3.5.1.      Pengadaan Barang

Dalam hal pengadaan barang, Apotek Assabil Farma melakukan pemesanan berdasarkan pada kebutuhan atau dapat disebut dengan metode konsumsi. Barang dipesan berdasarkan kepada jenis barang yang sudah habis atau persediaan barang di ruang peracikan tinggal sedikit berdasarkan stok obat yang terdapat pada kartu stok maupun dalam lemari stok. Banyaknya jumlah barang yang dipesan tergantung pada metode epidemiologi, pola penyakit maupun penggunaan obat pada masa lalu.

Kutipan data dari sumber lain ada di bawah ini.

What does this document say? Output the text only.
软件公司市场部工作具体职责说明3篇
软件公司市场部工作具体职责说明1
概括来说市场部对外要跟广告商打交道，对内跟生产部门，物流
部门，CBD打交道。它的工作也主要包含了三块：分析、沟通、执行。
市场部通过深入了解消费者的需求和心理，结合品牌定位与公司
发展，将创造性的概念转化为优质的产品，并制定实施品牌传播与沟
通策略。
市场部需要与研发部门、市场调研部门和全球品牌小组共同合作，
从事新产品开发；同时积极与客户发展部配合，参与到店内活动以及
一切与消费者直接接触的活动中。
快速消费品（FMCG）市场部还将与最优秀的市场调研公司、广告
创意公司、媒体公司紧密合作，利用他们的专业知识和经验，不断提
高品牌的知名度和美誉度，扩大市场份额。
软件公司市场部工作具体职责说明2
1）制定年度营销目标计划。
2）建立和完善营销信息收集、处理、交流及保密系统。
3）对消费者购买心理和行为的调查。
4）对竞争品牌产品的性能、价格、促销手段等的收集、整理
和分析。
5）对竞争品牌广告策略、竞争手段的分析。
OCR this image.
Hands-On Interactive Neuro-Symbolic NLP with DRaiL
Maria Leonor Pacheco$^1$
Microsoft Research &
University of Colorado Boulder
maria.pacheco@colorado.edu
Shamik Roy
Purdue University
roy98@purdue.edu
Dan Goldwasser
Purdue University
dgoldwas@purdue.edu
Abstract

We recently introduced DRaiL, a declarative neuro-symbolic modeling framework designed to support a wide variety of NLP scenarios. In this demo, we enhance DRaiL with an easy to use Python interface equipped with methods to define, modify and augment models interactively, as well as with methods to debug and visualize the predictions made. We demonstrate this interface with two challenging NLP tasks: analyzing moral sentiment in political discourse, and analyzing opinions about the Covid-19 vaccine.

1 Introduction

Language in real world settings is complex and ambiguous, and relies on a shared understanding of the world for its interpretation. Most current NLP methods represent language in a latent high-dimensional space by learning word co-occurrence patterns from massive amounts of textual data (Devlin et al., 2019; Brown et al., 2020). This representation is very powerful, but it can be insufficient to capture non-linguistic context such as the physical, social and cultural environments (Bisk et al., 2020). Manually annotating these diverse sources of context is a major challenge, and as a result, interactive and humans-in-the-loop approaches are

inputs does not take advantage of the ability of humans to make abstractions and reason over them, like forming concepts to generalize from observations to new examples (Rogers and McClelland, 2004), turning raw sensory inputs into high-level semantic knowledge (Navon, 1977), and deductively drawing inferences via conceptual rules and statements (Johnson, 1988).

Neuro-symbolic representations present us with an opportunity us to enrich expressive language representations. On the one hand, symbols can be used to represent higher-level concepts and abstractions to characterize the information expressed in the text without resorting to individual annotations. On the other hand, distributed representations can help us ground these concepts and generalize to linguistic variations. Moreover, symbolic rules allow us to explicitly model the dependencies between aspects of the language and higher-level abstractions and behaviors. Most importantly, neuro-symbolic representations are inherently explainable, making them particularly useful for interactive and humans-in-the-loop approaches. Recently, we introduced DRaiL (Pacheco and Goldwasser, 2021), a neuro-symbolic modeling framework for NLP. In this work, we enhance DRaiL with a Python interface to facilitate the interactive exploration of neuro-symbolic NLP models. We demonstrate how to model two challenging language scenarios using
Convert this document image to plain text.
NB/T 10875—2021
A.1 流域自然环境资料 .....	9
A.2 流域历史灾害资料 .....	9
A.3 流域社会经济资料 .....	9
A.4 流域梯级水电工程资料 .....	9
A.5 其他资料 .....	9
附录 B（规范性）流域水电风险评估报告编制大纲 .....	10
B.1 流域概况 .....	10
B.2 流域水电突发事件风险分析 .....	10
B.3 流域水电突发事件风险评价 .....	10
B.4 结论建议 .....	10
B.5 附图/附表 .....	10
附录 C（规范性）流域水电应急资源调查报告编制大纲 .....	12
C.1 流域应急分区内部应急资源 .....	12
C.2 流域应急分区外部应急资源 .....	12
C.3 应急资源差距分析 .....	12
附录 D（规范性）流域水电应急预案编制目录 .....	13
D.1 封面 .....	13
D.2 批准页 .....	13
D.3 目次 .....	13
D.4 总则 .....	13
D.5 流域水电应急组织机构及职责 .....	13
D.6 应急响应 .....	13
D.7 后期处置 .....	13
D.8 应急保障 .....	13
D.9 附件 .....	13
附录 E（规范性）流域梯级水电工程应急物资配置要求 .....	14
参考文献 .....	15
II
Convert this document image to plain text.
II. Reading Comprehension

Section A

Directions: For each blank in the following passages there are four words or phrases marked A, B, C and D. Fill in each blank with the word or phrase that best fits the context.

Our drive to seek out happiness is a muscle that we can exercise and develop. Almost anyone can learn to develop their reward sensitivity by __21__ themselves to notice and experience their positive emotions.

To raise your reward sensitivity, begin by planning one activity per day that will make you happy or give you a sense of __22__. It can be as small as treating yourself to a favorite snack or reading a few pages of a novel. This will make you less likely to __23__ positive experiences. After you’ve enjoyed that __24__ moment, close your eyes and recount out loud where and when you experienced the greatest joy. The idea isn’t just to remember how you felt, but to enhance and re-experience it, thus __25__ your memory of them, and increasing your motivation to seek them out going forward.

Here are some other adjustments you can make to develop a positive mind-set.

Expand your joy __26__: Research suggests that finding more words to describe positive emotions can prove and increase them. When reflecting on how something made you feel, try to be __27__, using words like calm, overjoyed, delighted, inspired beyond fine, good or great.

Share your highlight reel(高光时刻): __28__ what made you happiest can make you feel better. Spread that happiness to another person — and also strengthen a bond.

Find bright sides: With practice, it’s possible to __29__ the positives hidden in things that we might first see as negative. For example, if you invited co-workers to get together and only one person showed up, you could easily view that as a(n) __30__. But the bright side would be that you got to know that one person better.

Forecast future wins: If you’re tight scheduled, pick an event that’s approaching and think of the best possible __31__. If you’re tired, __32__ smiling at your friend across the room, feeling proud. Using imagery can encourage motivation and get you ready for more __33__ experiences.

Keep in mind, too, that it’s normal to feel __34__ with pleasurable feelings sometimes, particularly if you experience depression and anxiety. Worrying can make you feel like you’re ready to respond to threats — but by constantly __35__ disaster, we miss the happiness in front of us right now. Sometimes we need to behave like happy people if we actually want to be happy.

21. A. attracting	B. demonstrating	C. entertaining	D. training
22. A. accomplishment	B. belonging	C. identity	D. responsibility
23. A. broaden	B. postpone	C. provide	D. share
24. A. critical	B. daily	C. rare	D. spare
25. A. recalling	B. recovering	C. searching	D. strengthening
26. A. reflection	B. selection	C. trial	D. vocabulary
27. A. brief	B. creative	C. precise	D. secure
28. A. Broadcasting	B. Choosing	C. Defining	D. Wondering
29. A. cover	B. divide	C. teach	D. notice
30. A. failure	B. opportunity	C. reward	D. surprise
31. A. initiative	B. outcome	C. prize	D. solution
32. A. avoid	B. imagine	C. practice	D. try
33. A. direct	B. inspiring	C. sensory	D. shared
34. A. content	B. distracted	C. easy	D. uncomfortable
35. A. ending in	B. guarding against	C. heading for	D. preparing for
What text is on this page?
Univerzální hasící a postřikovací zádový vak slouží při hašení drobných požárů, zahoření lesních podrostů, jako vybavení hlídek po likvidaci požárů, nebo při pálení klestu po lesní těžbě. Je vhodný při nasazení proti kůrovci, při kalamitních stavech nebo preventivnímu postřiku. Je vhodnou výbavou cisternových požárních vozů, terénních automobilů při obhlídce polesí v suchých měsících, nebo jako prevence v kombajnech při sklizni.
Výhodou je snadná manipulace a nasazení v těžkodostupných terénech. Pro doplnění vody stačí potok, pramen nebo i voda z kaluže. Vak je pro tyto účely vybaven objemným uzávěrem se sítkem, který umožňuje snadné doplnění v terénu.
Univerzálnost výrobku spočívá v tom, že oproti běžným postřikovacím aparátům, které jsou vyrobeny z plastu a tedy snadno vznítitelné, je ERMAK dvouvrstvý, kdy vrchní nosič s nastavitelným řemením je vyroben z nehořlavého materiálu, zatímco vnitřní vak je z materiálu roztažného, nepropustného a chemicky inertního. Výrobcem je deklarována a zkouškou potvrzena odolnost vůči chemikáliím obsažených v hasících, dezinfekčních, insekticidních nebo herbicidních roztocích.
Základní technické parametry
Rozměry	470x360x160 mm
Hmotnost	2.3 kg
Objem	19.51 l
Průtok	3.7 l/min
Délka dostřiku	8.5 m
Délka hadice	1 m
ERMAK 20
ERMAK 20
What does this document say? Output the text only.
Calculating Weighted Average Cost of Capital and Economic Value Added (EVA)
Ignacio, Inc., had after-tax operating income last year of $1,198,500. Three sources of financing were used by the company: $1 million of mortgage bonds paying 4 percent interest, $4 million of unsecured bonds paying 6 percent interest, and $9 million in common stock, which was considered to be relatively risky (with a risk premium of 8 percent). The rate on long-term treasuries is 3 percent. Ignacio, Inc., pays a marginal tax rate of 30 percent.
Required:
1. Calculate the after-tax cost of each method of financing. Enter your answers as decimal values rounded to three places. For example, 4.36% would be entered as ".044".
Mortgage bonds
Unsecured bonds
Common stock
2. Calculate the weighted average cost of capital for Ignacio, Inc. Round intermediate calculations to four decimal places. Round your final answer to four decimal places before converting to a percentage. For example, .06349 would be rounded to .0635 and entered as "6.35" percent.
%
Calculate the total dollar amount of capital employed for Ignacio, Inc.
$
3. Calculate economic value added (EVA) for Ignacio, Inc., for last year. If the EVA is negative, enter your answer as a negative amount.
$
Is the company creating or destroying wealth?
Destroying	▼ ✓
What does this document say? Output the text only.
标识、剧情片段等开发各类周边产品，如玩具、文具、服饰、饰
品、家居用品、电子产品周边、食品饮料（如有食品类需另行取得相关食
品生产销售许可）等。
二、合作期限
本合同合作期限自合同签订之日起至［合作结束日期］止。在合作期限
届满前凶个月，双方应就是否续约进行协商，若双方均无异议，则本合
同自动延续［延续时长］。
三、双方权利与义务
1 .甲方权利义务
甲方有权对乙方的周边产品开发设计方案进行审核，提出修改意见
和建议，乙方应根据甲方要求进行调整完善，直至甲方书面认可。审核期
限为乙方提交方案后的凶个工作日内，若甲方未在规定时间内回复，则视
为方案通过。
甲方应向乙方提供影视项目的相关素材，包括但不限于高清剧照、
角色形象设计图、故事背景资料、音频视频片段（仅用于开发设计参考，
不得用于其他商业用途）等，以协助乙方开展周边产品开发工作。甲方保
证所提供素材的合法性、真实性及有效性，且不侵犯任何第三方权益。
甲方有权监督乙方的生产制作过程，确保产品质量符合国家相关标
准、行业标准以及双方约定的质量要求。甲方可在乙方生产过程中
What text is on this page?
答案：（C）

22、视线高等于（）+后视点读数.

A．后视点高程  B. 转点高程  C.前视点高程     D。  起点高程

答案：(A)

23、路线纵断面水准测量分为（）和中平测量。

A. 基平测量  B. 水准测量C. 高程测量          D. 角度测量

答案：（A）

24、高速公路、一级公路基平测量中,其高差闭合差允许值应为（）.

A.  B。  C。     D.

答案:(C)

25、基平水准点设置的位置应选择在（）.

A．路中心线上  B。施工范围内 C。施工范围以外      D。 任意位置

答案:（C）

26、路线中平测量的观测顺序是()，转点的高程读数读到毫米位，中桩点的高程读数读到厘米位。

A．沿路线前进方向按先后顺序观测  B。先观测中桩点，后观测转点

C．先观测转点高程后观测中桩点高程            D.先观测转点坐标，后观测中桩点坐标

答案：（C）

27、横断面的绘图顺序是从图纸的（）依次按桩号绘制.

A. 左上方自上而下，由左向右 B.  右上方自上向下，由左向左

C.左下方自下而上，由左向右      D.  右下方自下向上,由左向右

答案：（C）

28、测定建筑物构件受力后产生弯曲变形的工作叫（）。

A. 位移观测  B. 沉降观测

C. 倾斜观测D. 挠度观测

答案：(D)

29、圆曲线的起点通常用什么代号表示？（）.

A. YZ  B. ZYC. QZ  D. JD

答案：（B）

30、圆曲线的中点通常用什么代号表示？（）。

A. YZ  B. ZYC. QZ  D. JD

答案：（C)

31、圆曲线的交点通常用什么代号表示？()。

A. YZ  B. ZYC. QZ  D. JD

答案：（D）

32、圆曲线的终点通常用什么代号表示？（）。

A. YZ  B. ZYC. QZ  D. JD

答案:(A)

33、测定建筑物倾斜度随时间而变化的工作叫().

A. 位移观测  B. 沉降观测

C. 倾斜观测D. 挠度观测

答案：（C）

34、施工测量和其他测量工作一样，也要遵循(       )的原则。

3.5.2.      Pengecekkan barang

Pengecekan barang dilakukan setiap hari baik obat narkotika, psikotropika, prekusor maupun obat bebas dan bebas terbatas yang terpakai dengan cara menyesuaikan antara barang yang ada dengan kartu stok obat. Biasanya obat yang masuk maupun keluar selalu di catat di kartu stok dan buku  besar. Jika barang mulai menipis biasanya dilakukan pemesanan kepada PBF tertentu sesuai dengan jumlah yang dibutuhkan dan dicatat ke buku pesanan obat.

3.5.3.      Pemesanan

Pemesanan barang dilakukan dengan menggunakan surat pemesanan kepada PBF. Semua pemesanan ditandatangani oleh APA dengan mencantumkan nama dan nomor SIPA apoteker. Untuk keperluan mendadak dalam jumlah yang sedikit dapat melakukan pemesanan atau langsung membeli ke Apotek lain untuk memenuhi permintaan konsumen. Pembelian ini dilakukan secara tunai.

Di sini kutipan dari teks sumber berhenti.